Ms Chanda said in a male-dominated society where men and women often functioned separately, using services embedded in such a setting was stigmatising for many men, and that the feminised environment could deter them from going to be tested.
She said this in a statement.
“We have stepped up the sharing of information to young men that health is not only for females, but should be accessed by males at any time,” Ms Chanda said.
She said YMCA was encouraging communication among couples, because disclosure after HIV testing could be problematic for couples, and that men tended to blame women who tested positive for taking HIV into the partnership regardless of whether the man knew his status.
Ms Chanda also said that women faced challenges explaining their status to their partners because they were afraid to be blamed, face consequences such as divorce, abandoned, beaten up or denied access to their children.
She said cultural norms around masculinity also meant that men were likely to expose themselves to risk factors for HIV such as having lots of girlfriends and they dominated everything.

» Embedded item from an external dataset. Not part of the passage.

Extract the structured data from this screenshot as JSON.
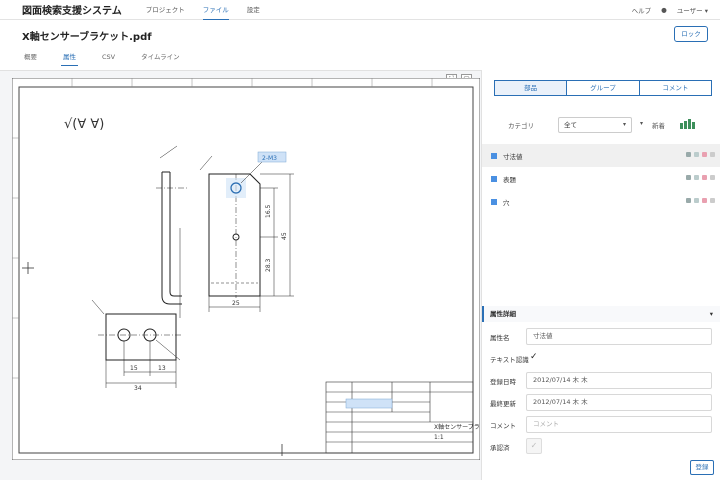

Ms Chanda said out of fear of appearing weak, men often waited until the last minute before accessing treatment for HIV/AIDS.
She said most men waited until they were full-blown AIDS before they sought healthcare services, and this behaviour put their lives and the wellbeing of their families in danger.
Ms Chanda said YAMC supported the mandatory testing that was introduced by the Government and affirmed their resolve to support healthy living among Zambians.
She said in YMCA’s transformed masculinity model, the organisation inculcated values in young men and boys that re-ordered and shifted from masculinity that relied on dominance and abuse to one of mutual respect and understanding.
Ms Chanda said this would be achieved through intergenerational dialogue promotion of peer initiatives and working with the media.